Currently only first derivatives are implemented for non-uniform rational b-splines. Non-uniform (non-rational) b-splines support higher orders.

• `isBasis` (boolean, default: `false`): If true, creates a basis function evaluator instead of a direct spline evaluator. Returns a function `function basis(t0, t1, ..., tn_1, i0, i1, ..., in_1)` (no `out` argument is necessary since the answer is always a scalar) which evaluates the value of the spline basis functions for a given parameter location and control hull indices. The inputs `t0, ..., tn_1` are the spline parameters (t0, t1, ..., tn - 1) and the indices `i0, ..., in_1` are the integer indices of a control point (i0, i1, ..., in - 1). The output is a real number between 0 and 1 by which the correpsonding control point is multiplied. Summing across all points in the `spline.support` gives the computed spline position. When possible, evaluating the spline directly is much faster.
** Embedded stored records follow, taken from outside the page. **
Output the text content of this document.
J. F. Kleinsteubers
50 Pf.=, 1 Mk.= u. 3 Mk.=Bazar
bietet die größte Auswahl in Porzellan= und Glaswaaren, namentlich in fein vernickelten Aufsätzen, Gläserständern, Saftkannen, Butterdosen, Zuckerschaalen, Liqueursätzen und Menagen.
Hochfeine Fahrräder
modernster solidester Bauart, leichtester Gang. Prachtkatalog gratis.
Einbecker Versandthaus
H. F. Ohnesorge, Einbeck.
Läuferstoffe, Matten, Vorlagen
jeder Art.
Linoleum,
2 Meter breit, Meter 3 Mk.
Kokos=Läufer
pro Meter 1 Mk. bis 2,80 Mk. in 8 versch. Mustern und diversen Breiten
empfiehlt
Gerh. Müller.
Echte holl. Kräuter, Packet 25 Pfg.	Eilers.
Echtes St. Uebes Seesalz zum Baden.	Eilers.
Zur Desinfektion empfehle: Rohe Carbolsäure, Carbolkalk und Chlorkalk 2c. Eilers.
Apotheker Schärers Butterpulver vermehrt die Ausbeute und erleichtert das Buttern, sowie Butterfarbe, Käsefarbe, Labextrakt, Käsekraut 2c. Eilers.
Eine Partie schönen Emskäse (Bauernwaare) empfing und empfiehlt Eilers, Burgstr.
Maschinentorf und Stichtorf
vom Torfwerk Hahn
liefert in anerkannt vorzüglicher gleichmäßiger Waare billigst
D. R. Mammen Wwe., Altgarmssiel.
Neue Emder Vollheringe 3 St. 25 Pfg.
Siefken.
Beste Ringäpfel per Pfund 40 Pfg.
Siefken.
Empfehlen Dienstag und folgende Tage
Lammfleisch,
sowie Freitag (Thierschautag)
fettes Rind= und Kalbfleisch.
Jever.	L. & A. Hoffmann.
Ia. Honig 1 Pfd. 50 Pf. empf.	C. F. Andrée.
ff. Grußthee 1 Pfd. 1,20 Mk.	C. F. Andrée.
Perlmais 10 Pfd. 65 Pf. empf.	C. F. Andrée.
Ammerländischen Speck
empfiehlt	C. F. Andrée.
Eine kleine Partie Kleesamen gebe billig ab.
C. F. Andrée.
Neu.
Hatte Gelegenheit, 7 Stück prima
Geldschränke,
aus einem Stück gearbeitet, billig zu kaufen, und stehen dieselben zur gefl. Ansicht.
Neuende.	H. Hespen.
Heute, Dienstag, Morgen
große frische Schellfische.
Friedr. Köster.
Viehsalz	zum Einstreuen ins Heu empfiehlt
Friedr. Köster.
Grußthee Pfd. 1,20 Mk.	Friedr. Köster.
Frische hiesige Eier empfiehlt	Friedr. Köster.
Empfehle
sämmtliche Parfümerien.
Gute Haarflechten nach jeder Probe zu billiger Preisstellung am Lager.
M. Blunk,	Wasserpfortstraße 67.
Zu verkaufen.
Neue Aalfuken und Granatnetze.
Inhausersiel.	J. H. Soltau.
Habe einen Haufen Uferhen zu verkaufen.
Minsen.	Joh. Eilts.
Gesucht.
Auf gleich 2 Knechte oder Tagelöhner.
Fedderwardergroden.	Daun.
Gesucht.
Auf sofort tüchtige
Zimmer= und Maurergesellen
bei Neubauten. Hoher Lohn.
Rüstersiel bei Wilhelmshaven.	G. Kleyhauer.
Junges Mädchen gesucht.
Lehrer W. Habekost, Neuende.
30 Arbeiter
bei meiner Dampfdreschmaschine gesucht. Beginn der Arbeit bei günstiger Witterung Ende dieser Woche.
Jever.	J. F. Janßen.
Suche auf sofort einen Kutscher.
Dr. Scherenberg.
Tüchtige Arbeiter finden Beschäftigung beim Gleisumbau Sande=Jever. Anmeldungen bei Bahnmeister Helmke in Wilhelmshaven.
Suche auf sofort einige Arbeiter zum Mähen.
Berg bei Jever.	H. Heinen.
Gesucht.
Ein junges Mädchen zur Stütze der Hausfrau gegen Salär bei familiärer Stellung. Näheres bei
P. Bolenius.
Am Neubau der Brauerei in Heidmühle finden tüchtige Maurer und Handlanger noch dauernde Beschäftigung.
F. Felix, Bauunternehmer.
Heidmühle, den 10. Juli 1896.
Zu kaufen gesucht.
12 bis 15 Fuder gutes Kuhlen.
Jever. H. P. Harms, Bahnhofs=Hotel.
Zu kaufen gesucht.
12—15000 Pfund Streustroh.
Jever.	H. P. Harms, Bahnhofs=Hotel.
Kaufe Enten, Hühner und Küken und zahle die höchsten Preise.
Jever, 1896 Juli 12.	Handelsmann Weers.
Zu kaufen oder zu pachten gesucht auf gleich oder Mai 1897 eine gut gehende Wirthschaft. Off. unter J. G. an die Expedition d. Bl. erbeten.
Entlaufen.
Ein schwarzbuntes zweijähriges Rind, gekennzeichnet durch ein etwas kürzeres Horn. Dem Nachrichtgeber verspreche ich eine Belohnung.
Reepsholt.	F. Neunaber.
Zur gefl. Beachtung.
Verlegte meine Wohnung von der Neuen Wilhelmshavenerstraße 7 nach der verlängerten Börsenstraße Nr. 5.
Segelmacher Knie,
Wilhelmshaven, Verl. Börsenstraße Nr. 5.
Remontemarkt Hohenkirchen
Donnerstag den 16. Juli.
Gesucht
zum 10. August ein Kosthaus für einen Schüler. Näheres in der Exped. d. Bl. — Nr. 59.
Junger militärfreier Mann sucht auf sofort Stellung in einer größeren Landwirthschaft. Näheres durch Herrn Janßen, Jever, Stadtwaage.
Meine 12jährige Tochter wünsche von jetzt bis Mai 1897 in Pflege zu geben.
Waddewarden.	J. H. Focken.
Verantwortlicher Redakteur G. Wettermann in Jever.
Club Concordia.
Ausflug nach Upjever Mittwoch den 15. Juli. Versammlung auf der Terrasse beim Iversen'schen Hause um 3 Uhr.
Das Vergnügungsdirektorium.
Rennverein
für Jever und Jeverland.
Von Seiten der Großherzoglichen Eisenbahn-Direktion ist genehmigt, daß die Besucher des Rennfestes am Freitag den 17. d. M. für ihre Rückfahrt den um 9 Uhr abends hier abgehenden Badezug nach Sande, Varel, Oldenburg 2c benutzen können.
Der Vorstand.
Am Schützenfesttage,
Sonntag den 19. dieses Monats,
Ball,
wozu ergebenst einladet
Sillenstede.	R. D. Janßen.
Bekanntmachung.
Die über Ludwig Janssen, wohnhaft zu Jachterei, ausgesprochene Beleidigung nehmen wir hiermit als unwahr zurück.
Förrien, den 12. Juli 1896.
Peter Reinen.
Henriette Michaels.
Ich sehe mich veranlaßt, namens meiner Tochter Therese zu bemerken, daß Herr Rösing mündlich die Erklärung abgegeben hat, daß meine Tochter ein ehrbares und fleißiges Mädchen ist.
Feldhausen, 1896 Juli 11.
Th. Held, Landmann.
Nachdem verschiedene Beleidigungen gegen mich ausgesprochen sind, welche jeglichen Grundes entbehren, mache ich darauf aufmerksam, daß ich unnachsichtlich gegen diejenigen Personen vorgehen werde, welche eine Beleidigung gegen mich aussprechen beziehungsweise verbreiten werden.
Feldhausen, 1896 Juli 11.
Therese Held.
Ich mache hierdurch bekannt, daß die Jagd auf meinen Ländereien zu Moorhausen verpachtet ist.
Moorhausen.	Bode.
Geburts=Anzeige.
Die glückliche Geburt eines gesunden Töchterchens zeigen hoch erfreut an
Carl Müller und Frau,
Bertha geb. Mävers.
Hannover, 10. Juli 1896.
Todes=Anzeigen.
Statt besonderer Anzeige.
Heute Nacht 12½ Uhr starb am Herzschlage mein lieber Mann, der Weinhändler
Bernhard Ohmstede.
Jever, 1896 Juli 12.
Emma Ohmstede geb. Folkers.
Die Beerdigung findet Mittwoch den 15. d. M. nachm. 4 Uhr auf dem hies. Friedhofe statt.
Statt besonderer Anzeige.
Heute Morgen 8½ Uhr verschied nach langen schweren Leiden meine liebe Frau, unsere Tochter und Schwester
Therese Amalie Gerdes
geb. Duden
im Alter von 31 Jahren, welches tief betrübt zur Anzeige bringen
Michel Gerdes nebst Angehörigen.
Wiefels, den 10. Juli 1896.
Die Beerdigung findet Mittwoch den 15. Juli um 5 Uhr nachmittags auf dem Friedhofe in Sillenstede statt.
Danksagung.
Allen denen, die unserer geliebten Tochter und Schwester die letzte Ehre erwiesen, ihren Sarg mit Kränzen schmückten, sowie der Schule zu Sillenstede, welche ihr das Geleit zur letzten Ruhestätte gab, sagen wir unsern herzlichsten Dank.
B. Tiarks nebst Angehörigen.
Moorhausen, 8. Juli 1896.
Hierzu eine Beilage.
### `spline.support(out, t0, t1, ..., tn_1)`

Compute the support of a point on the spline. That is, the integer indices of all control points that influence the spline at the given position. To avoid allocation of many small arrays, the result is written in-place to array `out` as a packed array of index tuples, e.g. indices `[0, 5, 3]` and `[1, 5, 3]` are returned as `[0, 5, 3, 1, 5, 3]`. Returns a reference to `out`.

### `spline.transform(m)`

Transform a spline in-place using gl-matrix-style matrices (e.g. gl-mat3 or gl-mat4). Modifies spline data and returns a reference to the spline.